For divorcees age 50 and older, funding retirement must be a top priority
For many working people, retirement is revered as a long-awaited and anticipated time when the pendulum finally shifts from the repetitive nine-to-five grind to a time of freedom and exploration. At least, in theory, that’s how many working adults envision their retirement years. In reality, however, a life of leisure spent traveling and golfing isn’t in every retiree’s future and statics show that this may be especially true for men and women who divorce later in life.
While an individual’s retirement plans can be negatively impacted by numerous types of financial missteps and setbacks during one’s life, divorce is among the most significant. Today, the negative effects of divorce on retirement funds are more pronounced as a growing number of individuals age 50 and older are choosing to divorce. In fact, a study conducted by Bowling Green State University revealed that, between 1990 and 2010, the divorce rate among individuals in this age demographic doubled.
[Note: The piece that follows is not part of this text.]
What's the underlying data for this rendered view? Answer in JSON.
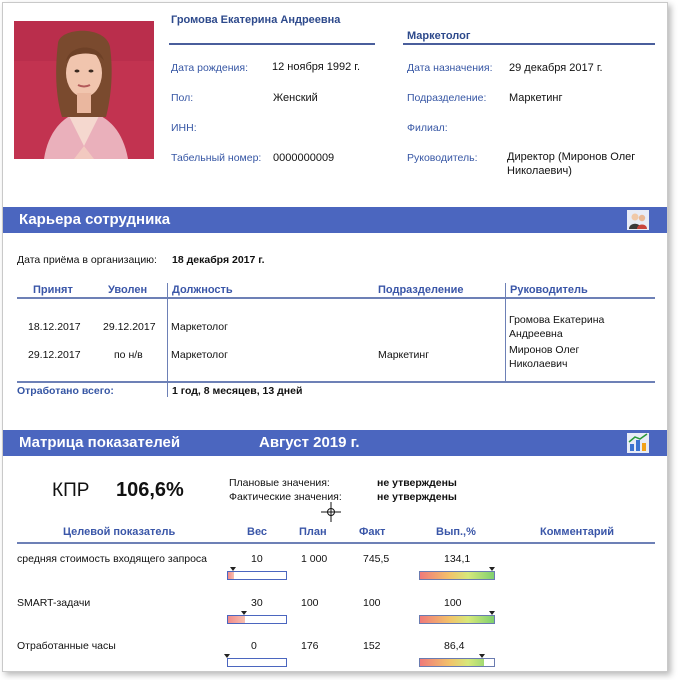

Thankfully, there are steps that an individual who goes through a divorce later in life can take to protect his or her retirement dreams. For example, it may seem like a good idea to fight for and retain a previously-shared home. In many cases, however, the costs associated with keeping a home prove to be too burdensome. It may, therefore, be best to sell a home and split any profits with an ex-spouse. By downsizing to a smaller home or apartment, an individual can potentially save hundreds of dollars each month, some of which can be used to make catch-up contributions to a 401(k) and IRA.
During the divorce negotiation process, it’s also important to remember that even assets that, on paper, appear to be equal in value may be taxed differently and therefore valued differently. When considering a soon-to-be ex’s divorce settlement offer, it’s crucial to review how certain accounts, investments and real estate are valued as well as the tax penalties associated with each.
Divorce signals many changes in an individual’s life, including those of a financial nature. For individuals who are nearing or in retirement, a divorce attorney will work to negotiate a settlement that can help one achieve his or her retirement goals.